McArthur, a former law clerk to U.S. Supreme Court Justice Clarence Thomas, is returning to Sidley Austin as partner. His practice will focus on representing clients in appellate court proceedings and trial court litigation. He spent nearly a decade at Sidley before entering the Justice Department in August 2017.
Cleary Gottlieb Steen & Hamilton elected 15 new partners and counsel this week, including a partner and a counsel in Washington, D.C.
Alexis Collins made partner focusing on complex civil litigation and criminal and regulatory enforcement matters in Washington. She previously was a deputy chief of the counterterrorism section of the U.S. Justice Department's National Security Division, and re-joined Cleary Gottlieb in 2015 after her turn in government.

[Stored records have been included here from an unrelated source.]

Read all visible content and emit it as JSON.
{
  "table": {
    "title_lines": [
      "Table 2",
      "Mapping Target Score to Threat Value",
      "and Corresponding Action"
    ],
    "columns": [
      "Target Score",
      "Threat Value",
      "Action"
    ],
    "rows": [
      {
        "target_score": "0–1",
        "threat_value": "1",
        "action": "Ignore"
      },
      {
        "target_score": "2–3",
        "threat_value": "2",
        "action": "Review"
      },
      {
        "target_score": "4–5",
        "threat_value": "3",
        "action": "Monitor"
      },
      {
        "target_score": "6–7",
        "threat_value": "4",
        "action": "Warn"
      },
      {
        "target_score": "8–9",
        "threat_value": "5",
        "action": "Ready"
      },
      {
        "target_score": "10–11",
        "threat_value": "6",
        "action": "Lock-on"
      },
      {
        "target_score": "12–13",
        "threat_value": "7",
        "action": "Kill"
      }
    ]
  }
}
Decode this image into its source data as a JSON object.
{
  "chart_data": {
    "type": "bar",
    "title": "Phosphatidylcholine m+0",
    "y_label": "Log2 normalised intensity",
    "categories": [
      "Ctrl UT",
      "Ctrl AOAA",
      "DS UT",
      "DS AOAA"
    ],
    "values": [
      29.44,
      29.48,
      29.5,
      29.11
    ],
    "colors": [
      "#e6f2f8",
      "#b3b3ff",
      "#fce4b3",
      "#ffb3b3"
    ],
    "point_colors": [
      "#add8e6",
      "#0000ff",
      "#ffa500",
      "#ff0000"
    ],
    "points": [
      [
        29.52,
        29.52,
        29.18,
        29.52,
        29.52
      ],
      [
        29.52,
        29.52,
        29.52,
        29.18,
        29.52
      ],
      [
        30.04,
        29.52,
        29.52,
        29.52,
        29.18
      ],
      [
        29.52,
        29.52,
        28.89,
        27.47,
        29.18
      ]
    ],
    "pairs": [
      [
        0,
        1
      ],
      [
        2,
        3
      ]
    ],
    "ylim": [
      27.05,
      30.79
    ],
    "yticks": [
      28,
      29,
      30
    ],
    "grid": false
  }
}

Larry Malm now works as counsel at Cleary Gottlieb in Washington focusing on antitrust litigation. He joined the firm in 2010.
Baker McKenzie named A. Duane Webber, a partner in D.C., as its new North America chair. Webber led the firm's global tax practice until 2016 and was a member of the firm's executive committee before taking this new position.
Perkins Coie added Valerie Dahiya as a partner in Washington, D.C., from the U.S. Securities and Exchange Commission, where she was a branch chief in SEC's division of trading and markets.
At Perkins Coie, the Pacific Northwest native joined the blockchain and digital currency group. Prior to her experience as a branch chief, she also worked as senior counsel in the SEC's office of compliance inspections and examinations and as a regulatory analyst at the Financial Industry Regulatory Authority.